M.A.: Ale czeka na zabawkę.
W.E.: – Nie czeka nawet na zabawkę. Prędzej na coś do jedzenia, na pierś matki. To jest wszystko, co mu do szczęścia potrzeba. Jeśli mamy trochę szczęścia w dzieciństwie, to doświadczamy tego, że sam fakt, że istniejemy, jest źródłem szczęścia dla naszych rodziców i jest źródłem szczęścia dla nas, że samo istnienie jest szczęściem.
N.G.: Co dzieje się później, że dziecko zatraca to naturalnie mu dane poczucie?
W.E.: – Potem sprawy się komplikują; okazuje się, że miłość rodziców nie jest wyłącznie bezwarunkowa, że rodzice wiele od nas oczekują. Także same dzieci ulegają presji kultury, presji otoczenia i uczą się, że żeby kimś być i zasługiwać na miłość i szacunek, trzeba wiele zdobywać i posiadać. Dzieci nie mają tyle autonomii wewnętrznej, żeby się temu przeciwstawić – choć głęboko w sercach czują, że coś jest nie tak. Część ludzi pod koniec życia zaczyna szukać tych pierwotnych, dziecięcych wspomnień o wszechogarniającej miłości. Czują, że już nic nie potrzebują mieć, że spróbowali szczęścia posiadania, ale wszystko przeminęło i zostali z niczym. Wtedy zaczynają szukać szczęścia wewnętrznego i bezgranicznie, bezwarunkowo kochają swoje wnuki.
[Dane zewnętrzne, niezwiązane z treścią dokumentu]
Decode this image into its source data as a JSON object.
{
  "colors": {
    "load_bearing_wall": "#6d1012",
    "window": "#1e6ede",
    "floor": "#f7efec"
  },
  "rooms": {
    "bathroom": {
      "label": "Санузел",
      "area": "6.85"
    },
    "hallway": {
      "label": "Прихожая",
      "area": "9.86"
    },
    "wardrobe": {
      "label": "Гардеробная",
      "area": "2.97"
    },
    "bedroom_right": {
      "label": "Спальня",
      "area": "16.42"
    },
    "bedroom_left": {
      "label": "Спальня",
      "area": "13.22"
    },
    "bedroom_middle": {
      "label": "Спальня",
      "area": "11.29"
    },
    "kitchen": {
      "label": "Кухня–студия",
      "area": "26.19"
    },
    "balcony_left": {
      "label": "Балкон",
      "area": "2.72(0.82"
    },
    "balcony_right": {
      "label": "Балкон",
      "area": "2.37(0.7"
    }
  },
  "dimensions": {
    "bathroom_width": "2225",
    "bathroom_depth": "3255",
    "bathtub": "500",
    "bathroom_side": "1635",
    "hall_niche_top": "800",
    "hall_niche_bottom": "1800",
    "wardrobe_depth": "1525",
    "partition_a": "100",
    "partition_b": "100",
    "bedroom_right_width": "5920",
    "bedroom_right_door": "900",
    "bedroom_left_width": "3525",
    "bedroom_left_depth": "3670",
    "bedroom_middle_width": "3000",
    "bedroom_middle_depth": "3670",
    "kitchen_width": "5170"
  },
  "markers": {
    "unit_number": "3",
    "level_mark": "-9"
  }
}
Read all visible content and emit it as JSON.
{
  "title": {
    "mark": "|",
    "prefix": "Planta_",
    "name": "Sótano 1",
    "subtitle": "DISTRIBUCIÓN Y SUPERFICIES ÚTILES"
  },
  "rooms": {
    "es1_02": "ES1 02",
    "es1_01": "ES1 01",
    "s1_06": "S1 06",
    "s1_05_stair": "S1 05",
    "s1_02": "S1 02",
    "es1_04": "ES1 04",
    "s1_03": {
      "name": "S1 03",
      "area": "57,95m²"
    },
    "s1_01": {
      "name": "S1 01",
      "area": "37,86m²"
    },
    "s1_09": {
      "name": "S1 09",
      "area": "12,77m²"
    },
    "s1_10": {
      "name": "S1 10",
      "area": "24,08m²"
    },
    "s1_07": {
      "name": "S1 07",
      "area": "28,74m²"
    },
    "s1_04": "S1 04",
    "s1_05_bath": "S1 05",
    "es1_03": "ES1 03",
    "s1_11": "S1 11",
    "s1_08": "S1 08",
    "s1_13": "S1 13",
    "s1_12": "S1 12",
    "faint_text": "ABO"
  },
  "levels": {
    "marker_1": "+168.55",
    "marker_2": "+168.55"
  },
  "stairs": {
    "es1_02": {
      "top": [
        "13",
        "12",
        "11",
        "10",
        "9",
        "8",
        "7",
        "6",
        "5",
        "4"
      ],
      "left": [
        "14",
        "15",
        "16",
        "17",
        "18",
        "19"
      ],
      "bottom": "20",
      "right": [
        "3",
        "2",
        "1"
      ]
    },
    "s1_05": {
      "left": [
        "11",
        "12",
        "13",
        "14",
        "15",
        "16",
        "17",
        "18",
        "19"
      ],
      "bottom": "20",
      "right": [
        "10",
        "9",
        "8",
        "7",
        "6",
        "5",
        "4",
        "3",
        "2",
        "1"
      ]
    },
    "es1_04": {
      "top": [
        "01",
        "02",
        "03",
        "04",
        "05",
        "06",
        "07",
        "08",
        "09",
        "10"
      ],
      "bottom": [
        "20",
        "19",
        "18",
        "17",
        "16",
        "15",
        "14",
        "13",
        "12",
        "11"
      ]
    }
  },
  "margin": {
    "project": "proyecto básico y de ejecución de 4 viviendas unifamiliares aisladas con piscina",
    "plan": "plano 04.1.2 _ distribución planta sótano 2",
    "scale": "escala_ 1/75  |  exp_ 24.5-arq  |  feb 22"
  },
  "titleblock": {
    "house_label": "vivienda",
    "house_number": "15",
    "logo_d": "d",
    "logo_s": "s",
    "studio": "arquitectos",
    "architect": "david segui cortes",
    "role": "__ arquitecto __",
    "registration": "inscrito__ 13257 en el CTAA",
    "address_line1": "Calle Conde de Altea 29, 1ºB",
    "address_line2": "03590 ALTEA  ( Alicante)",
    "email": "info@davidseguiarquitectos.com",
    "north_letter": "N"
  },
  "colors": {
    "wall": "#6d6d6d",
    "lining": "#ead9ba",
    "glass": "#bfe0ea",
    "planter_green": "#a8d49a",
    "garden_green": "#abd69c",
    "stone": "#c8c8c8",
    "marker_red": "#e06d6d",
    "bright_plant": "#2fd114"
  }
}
N.G.: Czy wyobrażenie o szczęściu kształtuje się w dzieciństwie, czy uczymy się go od rodziców?
W.E.: – Prototyp szczęścia płynącego z bycia kochanym za nic, za to, że się jest, przekazywany jest dzieciom poprzez miłość rodziców. Niestety, nie wszystkie dzieci doświadczają tego w równym stopniu. Jak wiemy, różnie to bywa w rodzinach.
N.G.: A może szczęście jest przekazywane genetycznie?
W.E.: – W pewnym sensie tak. Bo jeśli się trochę postaramy i uświadomimy sobie siebie do końca, to możemy odkryć, że nawet miłość rodziców nie jest nam do szczęścia potrzebna, że niczego do szczęścia nie potrzebujemy. Innymi słowy, że szczęście to stan wrodzony i powszechny, tylko ludzie nie potrafią tego dostrzec. Ale kochająca obecność ważnych osób w naszym dzieciństwie instaluje w nas przeświadczenie, że jest w nas – i w człowieku jako takim – jakaś ukryta wartość niezależna od posiadania czegokolwiek. To przeświadczenie w dorosłym życiu pomaga wierzyć.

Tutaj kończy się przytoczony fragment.